Es necesario garantizar el acceso de las personas con discapacidad a los edificios y lugares de encuentro, hacer accesibles los idiomas y superar las barreras físicas y los prejuicios. Pero esto no es suficiente. Es necesario promover una espiritualidad de comunión, para que todos se sientan parte de un cuerpo, con su personalidad irrepetible. Sólo así cada uno, con sus limitaciones y talentos, se sentirá animado a poner de su parte por el bien de todo el cuerpo eclesial y por el bien de toda la sociedad.
Deseo que todas las comunidades cristianas sean lugares donde la "pertenencia" y la "inclusión" no se queden en palabras para pronunciar en determinadas ocasiones, sino que se conviertan en un objetivo de la acción pastoral ordinaria. Así podremos ser creíbles cuando proclamemos que el Señor ama a todos, que es salvación para todos e invita a todos a la mesa de la vida, sin excluir a nadie.
Me llama tanto la atención cuando el Señor cuenta la historia de aquel hombre que había celebrado las bodas de su hijo y los invitados no acudieron (cf. Mt 22,1-14).
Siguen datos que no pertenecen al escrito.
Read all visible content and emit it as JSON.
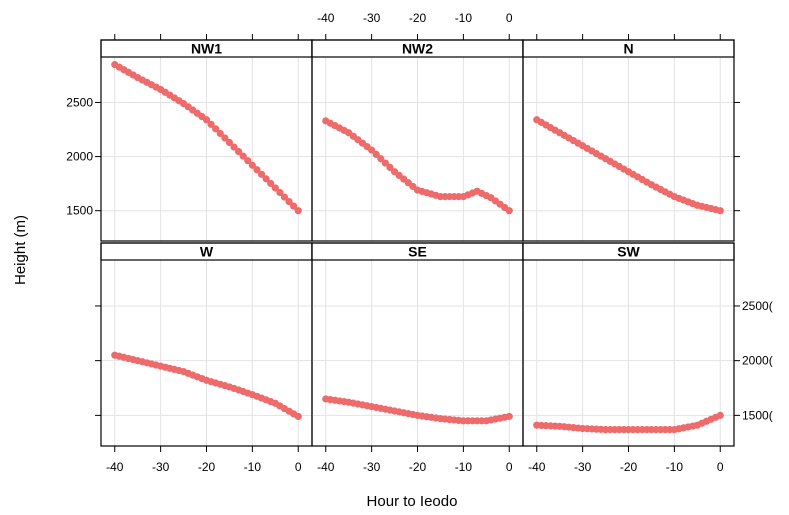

Llama a los sirvientes y les dice: "Vayan a la encrucijada y tráiganlos a todos". “Todos” dice el Señor: jóvenes, viejos, enfermos, no enfermos, pequeños, viejos, pecadores y no pecadores… ¡Todos, todos, todos! Este es el Señor: todos, sin exclusión. La Iglesia es la casa de todos, el corazón del cristiano es la casa de todos, sin excepción. Tenemos que aprender esto. Estamos, a veces, un poco tentados a tomar el camino de la exclusión. No: inclusión. El Señor nos ha enseñado: a todos. “Pero esto es malo, esto es tan…”. Todos, todos. La inclusión.
Queridos hermanos y hermanas, en este tiempo, en el que escuchamos cada día informes de guerra, vuestro testimonio es un signo concreto de paz, un signo de esperanza para un mundo más humano y fraterno, para todos. ¡Adelante en este camino! Los bendigo cordialmente y rezo por ustedes. ¡Gracias por lo que haces, gracias! Y les pido que oren por mí. ¡Gracias!